According to Colonel Tommy Dillard, Airforce Battlelab commander, "One of the things we have asked [the robotics] industry to do is to be able not only to detect [intruders] with robots, but to start a neutralization phase before we get response forces out there."16 Robotics experts have created robots that can detonate suspect packages in an airport or on a crowded street in Baghdad. Small robotic guard units equipped with a range finder, motion detectors, a communication system, and weapon can locate and track an intruder, call for backup, and even fire a gun.
The Race for Unmanned Vehicles
In 2001 the U.S. Congress mandated that one-third of military ground vehicles be unmanned by the year 2015. That means they should be able to navigate, steer, and respond to various situations without the help of a driver. The parts needed for such a vehicle are advanced laser, radar, and sonar sensor systems to help the vehicle navigate, and Global Positioning System (GPS) to plot its location. So far all the components have not been assembled to create a workable machine that can maneuver across rocky terrain on its own. One prototype, called Navlab II, is a U.S. Army truck driven by a computer called ALVINN (Autonomous Land Vehicle in a Neural Network). Its computer steering algorithms allow it to drive without a driver, and basic pattern recognition systems allow the vehicle to recognize and follow the lines of a road. But an off-road situation is completely different. Dodging a boulder in the path would be fairly easy for Navlab II, but having the vehicle determine whether the obstacle was a boulder or a tumbleweed is more difficult.

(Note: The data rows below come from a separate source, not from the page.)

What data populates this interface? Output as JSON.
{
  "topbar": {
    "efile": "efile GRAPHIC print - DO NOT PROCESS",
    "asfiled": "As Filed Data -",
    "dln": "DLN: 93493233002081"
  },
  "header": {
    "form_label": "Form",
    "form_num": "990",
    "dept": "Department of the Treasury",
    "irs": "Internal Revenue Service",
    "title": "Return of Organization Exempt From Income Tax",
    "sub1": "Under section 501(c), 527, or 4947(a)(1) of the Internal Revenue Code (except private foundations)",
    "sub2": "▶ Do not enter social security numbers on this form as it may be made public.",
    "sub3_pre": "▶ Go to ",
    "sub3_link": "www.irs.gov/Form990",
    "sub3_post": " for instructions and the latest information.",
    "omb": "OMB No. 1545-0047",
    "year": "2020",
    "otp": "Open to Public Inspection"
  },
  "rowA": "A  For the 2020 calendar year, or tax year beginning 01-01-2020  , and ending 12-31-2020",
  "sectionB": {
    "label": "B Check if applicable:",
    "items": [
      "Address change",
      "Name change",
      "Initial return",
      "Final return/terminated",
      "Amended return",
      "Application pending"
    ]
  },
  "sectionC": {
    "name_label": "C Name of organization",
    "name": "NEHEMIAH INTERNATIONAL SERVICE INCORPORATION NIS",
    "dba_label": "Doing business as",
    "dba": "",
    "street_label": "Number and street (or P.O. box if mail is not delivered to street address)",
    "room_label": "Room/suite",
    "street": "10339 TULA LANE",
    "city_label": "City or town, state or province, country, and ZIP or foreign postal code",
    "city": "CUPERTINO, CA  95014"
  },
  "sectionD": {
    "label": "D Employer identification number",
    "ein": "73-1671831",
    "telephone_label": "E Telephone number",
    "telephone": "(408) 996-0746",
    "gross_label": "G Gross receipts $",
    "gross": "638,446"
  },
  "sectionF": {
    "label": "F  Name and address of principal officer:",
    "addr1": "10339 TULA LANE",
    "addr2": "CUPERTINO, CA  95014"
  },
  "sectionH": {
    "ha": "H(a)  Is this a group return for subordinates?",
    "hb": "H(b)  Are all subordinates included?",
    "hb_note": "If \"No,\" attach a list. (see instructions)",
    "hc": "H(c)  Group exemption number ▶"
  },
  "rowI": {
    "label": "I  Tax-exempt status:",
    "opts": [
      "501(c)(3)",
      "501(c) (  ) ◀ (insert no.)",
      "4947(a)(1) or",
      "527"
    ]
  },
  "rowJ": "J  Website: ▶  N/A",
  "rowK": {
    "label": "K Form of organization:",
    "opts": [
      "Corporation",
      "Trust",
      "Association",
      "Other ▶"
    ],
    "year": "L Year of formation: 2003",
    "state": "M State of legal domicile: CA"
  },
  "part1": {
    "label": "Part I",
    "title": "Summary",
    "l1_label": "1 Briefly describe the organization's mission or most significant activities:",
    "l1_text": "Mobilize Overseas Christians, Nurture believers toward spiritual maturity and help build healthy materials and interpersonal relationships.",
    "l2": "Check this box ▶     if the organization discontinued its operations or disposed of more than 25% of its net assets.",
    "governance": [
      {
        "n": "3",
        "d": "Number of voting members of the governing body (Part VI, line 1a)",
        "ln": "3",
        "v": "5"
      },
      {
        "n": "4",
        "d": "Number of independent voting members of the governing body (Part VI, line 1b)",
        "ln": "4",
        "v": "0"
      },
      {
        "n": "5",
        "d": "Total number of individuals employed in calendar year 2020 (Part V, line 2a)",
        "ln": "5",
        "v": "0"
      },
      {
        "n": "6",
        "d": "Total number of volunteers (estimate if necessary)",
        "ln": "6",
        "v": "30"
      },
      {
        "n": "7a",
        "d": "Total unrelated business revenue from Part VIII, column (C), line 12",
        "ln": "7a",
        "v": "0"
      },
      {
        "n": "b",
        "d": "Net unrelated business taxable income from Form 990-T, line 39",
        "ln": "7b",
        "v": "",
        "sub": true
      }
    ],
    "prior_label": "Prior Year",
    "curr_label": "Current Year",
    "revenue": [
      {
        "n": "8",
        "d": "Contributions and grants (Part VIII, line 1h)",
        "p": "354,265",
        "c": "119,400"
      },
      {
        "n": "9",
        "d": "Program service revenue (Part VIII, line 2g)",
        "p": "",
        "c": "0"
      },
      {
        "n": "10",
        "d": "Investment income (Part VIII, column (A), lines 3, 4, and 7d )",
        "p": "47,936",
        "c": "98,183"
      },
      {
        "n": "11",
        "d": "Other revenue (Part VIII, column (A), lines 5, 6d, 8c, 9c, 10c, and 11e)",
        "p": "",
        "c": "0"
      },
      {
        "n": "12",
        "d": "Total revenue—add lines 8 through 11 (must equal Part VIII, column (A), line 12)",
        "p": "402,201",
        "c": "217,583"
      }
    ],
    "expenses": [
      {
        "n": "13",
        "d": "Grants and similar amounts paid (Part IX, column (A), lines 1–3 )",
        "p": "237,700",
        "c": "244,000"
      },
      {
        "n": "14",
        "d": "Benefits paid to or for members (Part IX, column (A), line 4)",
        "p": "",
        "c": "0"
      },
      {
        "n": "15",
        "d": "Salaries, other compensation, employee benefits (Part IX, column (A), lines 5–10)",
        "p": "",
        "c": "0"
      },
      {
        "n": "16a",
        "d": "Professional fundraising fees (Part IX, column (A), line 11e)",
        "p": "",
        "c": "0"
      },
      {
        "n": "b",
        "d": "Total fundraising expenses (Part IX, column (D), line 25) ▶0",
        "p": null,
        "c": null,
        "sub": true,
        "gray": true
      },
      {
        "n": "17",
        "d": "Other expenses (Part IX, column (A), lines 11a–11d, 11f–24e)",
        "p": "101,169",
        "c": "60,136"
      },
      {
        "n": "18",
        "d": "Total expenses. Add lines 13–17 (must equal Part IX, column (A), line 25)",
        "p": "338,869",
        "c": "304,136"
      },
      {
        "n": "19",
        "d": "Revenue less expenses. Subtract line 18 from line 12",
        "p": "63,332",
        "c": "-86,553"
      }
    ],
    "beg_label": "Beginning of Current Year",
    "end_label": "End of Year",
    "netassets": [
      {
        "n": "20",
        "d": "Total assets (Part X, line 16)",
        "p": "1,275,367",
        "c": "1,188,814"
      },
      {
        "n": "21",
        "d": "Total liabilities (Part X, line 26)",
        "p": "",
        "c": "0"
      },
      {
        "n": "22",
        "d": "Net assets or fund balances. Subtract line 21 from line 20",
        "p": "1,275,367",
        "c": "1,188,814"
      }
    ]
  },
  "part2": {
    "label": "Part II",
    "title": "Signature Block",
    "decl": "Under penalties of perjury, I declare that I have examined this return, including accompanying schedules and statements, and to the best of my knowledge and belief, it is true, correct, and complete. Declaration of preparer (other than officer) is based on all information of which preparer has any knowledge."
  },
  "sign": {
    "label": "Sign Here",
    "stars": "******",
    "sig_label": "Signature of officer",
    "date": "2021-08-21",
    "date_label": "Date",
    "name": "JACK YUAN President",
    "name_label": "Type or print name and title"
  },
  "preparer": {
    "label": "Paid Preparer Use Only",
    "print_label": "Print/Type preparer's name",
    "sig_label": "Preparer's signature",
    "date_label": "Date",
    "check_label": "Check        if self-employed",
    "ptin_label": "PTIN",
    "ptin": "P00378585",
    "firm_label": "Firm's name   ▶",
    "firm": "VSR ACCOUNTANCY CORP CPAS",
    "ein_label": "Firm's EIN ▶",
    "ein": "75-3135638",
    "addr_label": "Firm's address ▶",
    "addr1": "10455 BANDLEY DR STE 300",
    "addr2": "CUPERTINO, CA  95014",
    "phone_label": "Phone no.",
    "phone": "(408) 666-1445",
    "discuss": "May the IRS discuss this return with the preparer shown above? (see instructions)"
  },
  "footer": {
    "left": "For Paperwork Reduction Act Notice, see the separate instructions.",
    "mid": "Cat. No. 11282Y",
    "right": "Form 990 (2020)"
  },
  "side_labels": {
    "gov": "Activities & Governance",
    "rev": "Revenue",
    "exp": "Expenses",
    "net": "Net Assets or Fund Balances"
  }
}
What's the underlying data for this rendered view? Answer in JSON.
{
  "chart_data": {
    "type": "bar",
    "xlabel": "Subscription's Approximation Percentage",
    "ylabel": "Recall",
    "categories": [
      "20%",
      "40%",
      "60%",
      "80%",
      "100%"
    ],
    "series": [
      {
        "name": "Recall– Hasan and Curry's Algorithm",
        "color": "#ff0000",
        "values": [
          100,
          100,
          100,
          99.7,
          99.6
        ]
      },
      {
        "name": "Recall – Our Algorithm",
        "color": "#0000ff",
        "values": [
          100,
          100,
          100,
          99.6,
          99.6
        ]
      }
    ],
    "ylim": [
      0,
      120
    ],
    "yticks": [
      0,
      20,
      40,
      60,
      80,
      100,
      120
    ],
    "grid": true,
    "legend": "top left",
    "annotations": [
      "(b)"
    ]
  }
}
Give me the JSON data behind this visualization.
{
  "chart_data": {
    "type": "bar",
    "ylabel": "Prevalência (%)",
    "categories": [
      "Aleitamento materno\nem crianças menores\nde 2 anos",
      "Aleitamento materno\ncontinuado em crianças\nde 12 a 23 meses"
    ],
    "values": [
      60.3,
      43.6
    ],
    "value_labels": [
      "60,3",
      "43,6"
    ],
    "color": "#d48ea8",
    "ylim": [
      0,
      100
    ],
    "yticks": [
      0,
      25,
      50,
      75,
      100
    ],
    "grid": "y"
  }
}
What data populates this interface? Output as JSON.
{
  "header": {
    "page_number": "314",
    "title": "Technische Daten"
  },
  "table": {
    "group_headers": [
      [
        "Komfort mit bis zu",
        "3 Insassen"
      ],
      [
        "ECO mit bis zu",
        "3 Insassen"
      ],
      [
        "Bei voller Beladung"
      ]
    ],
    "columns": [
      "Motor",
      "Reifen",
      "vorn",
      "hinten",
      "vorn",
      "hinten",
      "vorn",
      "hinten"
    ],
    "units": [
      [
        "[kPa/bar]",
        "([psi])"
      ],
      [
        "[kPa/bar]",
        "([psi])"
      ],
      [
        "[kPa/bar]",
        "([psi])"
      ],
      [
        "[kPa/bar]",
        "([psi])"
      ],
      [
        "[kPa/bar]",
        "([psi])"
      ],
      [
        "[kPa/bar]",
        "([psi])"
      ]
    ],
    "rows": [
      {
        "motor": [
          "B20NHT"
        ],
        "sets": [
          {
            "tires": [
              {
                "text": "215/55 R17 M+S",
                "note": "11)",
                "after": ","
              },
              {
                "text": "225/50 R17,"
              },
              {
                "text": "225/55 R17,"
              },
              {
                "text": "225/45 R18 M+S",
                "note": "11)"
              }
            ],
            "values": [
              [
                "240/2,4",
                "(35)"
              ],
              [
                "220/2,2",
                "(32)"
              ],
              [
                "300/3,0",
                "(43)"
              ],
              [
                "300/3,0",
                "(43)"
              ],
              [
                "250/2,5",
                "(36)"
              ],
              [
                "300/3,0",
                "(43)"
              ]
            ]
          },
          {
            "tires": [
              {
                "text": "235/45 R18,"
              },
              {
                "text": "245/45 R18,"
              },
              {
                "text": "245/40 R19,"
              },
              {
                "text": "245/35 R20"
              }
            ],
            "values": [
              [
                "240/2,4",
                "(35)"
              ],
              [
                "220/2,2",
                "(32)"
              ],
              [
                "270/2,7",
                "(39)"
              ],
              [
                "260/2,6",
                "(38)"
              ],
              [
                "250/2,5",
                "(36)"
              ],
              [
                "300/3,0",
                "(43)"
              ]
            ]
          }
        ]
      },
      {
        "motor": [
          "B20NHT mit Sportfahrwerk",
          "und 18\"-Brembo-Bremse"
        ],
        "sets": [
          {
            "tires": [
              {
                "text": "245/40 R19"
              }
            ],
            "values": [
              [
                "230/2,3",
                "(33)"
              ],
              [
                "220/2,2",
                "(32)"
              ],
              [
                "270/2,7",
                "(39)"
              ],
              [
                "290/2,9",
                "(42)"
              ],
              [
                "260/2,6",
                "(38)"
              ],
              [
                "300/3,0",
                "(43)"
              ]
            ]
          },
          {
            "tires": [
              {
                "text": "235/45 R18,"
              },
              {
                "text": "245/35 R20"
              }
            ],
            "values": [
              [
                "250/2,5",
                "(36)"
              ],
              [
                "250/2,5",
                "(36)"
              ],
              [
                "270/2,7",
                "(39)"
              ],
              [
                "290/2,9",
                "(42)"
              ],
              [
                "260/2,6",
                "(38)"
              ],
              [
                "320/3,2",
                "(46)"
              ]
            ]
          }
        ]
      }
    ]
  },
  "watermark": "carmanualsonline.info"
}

To help the military achieve a truly autonomous vehicle, DARPA organized a contest to build the world's first truly autonomous robotic land vehicle. Teams of professional robotics engineers, individual garage
tinkerers, and one high school science club vied for the $1 million prize. The crew from Palos Verdes High School called themselves the Road Warriors, and they reconfigured a sports utility vehicle donated by Honda. One lone graduate student tried to make a motorcycle that could get around roadblocks, zip down tight alleyways, and be parachuted into a city. A team of college graduate students worked on a giant Humvee. To win the million-dollar prize, the vehicle had to be able to cross a specific 210-mile course through the desert from Los Angeles to Las Vegas within ten hours. The army's Future Combat Systems program was hoping that the robotics contest would produce a winner, but so far no vehicle has finished the course. The contest will be held again in 2005.
However, large corporations like Lockheed and United Defense Industries may cross the finish line first. United Defense Industries is working on an armed robotic vehicle with missiles and gun turrets to provide targeting information for other weapons and to drop miniature sensors onto the battlefield. Another vehicle still in the research stage is called the Soldier Unmanned Ground Vehicle (SUGV). Operated by remote control, it will be small enough to climb stairs and use its sensor devices to see around corners during urban combat. The SUGV is also being fitted with a grenade launcher, directional microphones, and motion detectors, which would allow it to stand sentry while soldiers sleep.
All of this AI robotic technology is meant to keep soldiers out of harm's way. Many people suspect that the idea of a platoon of robotic soldiers, reminiscent of a Star Wars movie, is the inevitable next step.